Mme Taubira-Delannon m'a lancé une invitation au voyage. J'y répondrai et me rendrai en Guyane comme dans tous les DOM avant la fin de l'année. Elle a rappelé l'importance de la parole politique, la nécessité du dialogue, ses difficultés aussi. Sans naïveté elle a mis en garde contre des dérives possibles. Par mon amendement nous essaierons de limiter les risques -ainsi à l'article 2 sur l'évolution des charges sociales. Nous l'avons fait déjà en corrigeant les conditions fiscales de l'investissement outre-mer. Comme elle l'a dit, il est nécessaire que l'Etat et les collectivités locales accompagnent les projets initiative jeunes. A propos de la mission sur le prix unique du livre, elle a évoqué plus largement l'accès de tous à la culture. Si la loi d'orientation peut y contribuer, j'en serais heureux.
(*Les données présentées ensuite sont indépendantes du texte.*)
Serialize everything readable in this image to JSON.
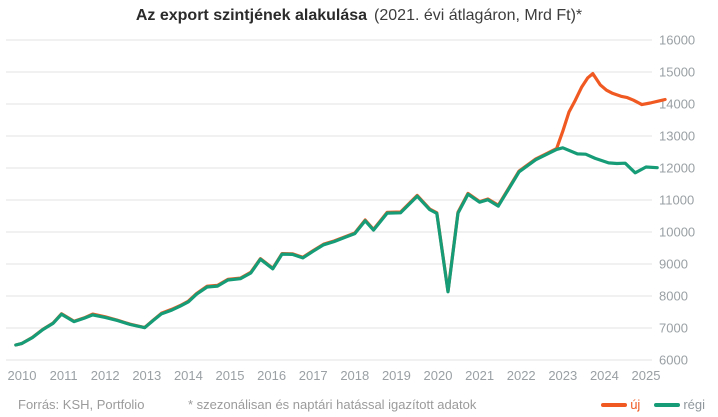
{
  "title": {
    "main": "Az export szintjének alakulása",
    "sub": "(2021. évi átlagáron, Mrd Ft)*"
  },
  "footer": {
    "source": "Forrás: KSH, Portfolio",
    "note": "* szezonálisan és naptári hatással igazított adatok"
  },
  "legend": {
    "items": [
      {
        "label": "új",
        "color": "#f05a22",
        "label_color": "#f05a22"
      },
      {
        "label": "régi",
        "color": "#169c77",
        "label_color": "#90989d"
      }
    ]
  },
  "colors": {
    "grid": "#e3e3e3",
    "axis_text": "#9aa0a4",
    "background": "#ffffff"
  },
  "chart_data": {
    "type": "line",
    "title": "Az export szintjének alakulása (2021. évi átlagáron, Mrd Ft)*",
    "xlabel": "",
    "ylabel": "Mrd Ft (2021. évi átlagáron)",
    "grid": true,
    "legend_position": "bottom-right",
    "x_axis": {
      "ticks": [
        2010,
        2011,
        2012,
        2013,
        2014,
        2015,
        2016,
        2017,
        2018,
        2019,
        2020,
        2021,
        2022,
        2023,
        2024,
        2025
      ],
      "range": [
        2009.8,
        2025.7
      ]
    },
    "y_axis": {
      "ticks": [
        16000,
        15000,
        14000,
        13000,
        12000,
        11000,
        10000,
        9000,
        8000,
        7000,
        6000
      ],
      "range": [
        6000,
        16000
      ]
    },
    "series": [
      {
        "name": "új",
        "color": "#f05a22",
        "points": [
          [
            2009.85,
            6470
          ],
          [
            2010.0,
            6520
          ],
          [
            2010.25,
            6705
          ],
          [
            2010.5,
            6955
          ],
          [
            2010.75,
            7155
          ],
          [
            2010.95,
            7445
          ],
          [
            2011.25,
            7210
          ],
          [
            2011.5,
            7320
          ],
          [
            2011.7,
            7435
          ],
          [
            2012.0,
            7350
          ],
          [
            2012.3,
            7240
          ],
          [
            2012.6,
            7120
          ],
          [
            2012.95,
            7015
          ],
          [
            2013.15,
            7240
          ],
          [
            2013.35,
            7460
          ],
          [
            2013.6,
            7585
          ],
          [
            2013.8,
            7700
          ],
          [
            2014.0,
            7840
          ],
          [
            2014.2,
            8080
          ],
          [
            2014.45,
            8305
          ],
          [
            2014.7,
            8330
          ],
          [
            2014.95,
            8520
          ],
          [
            2015.25,
            8560
          ],
          [
            2015.5,
            8740
          ],
          [
            2015.73,
            9165
          ],
          [
            2016.03,
            8865
          ],
          [
            2016.25,
            9325
          ],
          [
            2016.5,
            9320
          ],
          [
            2016.75,
            9210
          ],
          [
            2017.0,
            9420
          ],
          [
            2017.25,
            9620
          ],
          [
            2017.5,
            9720
          ],
          [
            2017.8,
            9870
          ],
          [
            2018.0,
            9970
          ],
          [
            2018.25,
            10375
          ],
          [
            2018.45,
            10080
          ],
          [
            2018.78,
            10615
          ],
          [
            2019.1,
            10625
          ],
          [
            2019.5,
            11145
          ],
          [
            2019.8,
            10720
          ],
          [
            2019.97,
            10600
          ],
          [
            2020.24,
            8150
          ],
          [
            2020.48,
            10615
          ],
          [
            2020.72,
            11205
          ],
          [
            2021.0,
            10950
          ],
          [
            2021.2,
            11030
          ],
          [
            2021.45,
            10835
          ],
          [
            2021.95,
            11905
          ],
          [
            2022.35,
            12285
          ],
          [
            2022.6,
            12445
          ],
          [
            2022.85,
            12605
          ],
          [
            2023.0,
            13150
          ],
          [
            2023.15,
            13750
          ],
          [
            2023.3,
            14120
          ],
          [
            2023.45,
            14520
          ],
          [
            2023.6,
            14820
          ],
          [
            2023.72,
            14950
          ],
          [
            2023.9,
            14600
          ],
          [
            2024.05,
            14430
          ],
          [
            2024.2,
            14330
          ],
          [
            2024.4,
            14240
          ],
          [
            2024.55,
            14200
          ],
          [
            2024.7,
            14120
          ],
          [
            2024.9,
            13980
          ],
          [
            2025.1,
            14030
          ],
          [
            2025.3,
            14090
          ],
          [
            2025.46,
            14140
          ]
        ]
      },
      {
        "name": "régi",
        "color": "#169c77",
        "points": [
          [
            2009.85,
            6470
          ],
          [
            2010.0,
            6520
          ],
          [
            2010.25,
            6700
          ],
          [
            2010.5,
            6950
          ],
          [
            2010.75,
            7150
          ],
          [
            2010.95,
            7430
          ],
          [
            2011.25,
            7200
          ],
          [
            2011.5,
            7310
          ],
          [
            2011.7,
            7410
          ],
          [
            2012.0,
            7330
          ],
          [
            2012.3,
            7230
          ],
          [
            2012.6,
            7110
          ],
          [
            2012.95,
            7010
          ],
          [
            2013.15,
            7230
          ],
          [
            2013.35,
            7440
          ],
          [
            2013.6,
            7560
          ],
          [
            2013.8,
            7680
          ],
          [
            2014.0,
            7820
          ],
          [
            2014.2,
            8060
          ],
          [
            2014.45,
            8280
          ],
          [
            2014.7,
            8310
          ],
          [
            2014.95,
            8500
          ],
          [
            2015.25,
            8540
          ],
          [
            2015.5,
            8720
          ],
          [
            2015.73,
            9150
          ],
          [
            2016.03,
            8850
          ],
          [
            2016.25,
            9310
          ],
          [
            2016.5,
            9300
          ],
          [
            2016.75,
            9190
          ],
          [
            2017.0,
            9400
          ],
          [
            2017.25,
            9600
          ],
          [
            2017.5,
            9700
          ],
          [
            2017.8,
            9850
          ],
          [
            2018.0,
            9950
          ],
          [
            2018.25,
            10350
          ],
          [
            2018.45,
            10060
          ],
          [
            2018.78,
            10590
          ],
          [
            2019.1,
            10600
          ],
          [
            2019.5,
            11120
          ],
          [
            2019.8,
            10700
          ],
          [
            2019.97,
            10580
          ],
          [
            2020.24,
            8130
          ],
          [
            2020.48,
            10590
          ],
          [
            2020.72,
            11180
          ],
          [
            2021.0,
            10930
          ],
          [
            2021.2,
            11010
          ],
          [
            2021.45,
            10810
          ],
          [
            2021.95,
            11880
          ],
          [
            2022.35,
            12260
          ],
          [
            2022.6,
            12420
          ],
          [
            2022.85,
            12580
          ],
          [
            2023.0,
            12630
          ],
          [
            2023.35,
            12440
          ],
          [
            2023.55,
            12430
          ],
          [
            2023.78,
            12300
          ],
          [
            2024.1,
            12160
          ],
          [
            2024.3,
            12140
          ],
          [
            2024.5,
            12150
          ],
          [
            2024.74,
            11850
          ],
          [
            2025.0,
            12030
          ],
          [
            2025.27,
            12010
          ]
        ]
      }
    ]
  }
}
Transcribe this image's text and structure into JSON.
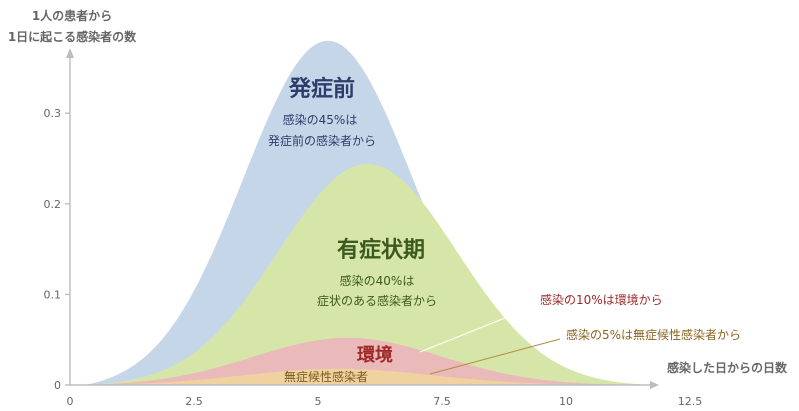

A propos du pôle universitaire pour la Guyane elle a également su nous convaincre tous qu'il est important de prendre en compte la spécificité locale dans la formation des étudiants.

Nous aurons l'occasion de poursuivre ce débat plus à fond lors de l'examen des articles (Applaudissements sur les bancs du groupe socialiste, du groupe communiste et du groupe RCV).

La suite de la discussion est renvoyée à la prochaine séance qui aura lieu demain, mercredi 11 octobre à 15 heures.

La séance est levée à 0 heure 45.

                      Le Directeur du service
                      des comptes rendus analytiques,

                      Jacques BOUFFIER

Top Of Page

ORDRE DU JOUR
DU MERCREDI 11 OCTOBRE 2000

A QUINZE HEURES : 1ère SÉANCE PUBLIQUE

1. Questions au Gouvernement.

2. Discussion, en nouvelle lecture, de la proposition de loi (n° 2511) relative à la constitution d'une commission de contrôle nationale et décentralisée des fonds publics accordés aux entreprises.

M. Jean Vila, rapporteur au nom de la commission des finances, de l'économie générale et du Plan.(Rapport n° 2622.)

3. Discussion du projet de loi portant règlement définitif du budget de 1999 (n° 2534).

M. Didier Migaud, rapporteur général au nom de la commission des finances, de l'économie générale et du Plan.(Rapport n° 2601.)

4. Discussion, en deuxième lecture, du projet de loi portant règlement définitif du budget de 1998 (n° 2509).

M. Didier Migaud, rapporteur général au nom de la commission des finances, de l'économie générale et du Plan.(Rapport n° 2600.)

5. Suite de la discussion, en nouvelle lecture, du projet de loi (n° 2482) d'orientation pour l'outre-mer.

M. Jérôme Lambert, rapporteur au nom de la commission des lois constitutionnelles, de la législation et de l'administration générale de la République.(Rapport n° 2617.)

M. Michel Tamaya, rapporteur pour avis au nom de la commission des affaires culturelles, familiales et sociales.

(Avis n° 2608.)

M. Daniel Marsin, rapporteur pour avis au nom de la commission de la production et des échanges.

(Avis n° 2611.)

A VINGT ET UNE HEURES : 2ème SÉANCE PUBLIQUE

Suite de l'ordre du jour de la première séance.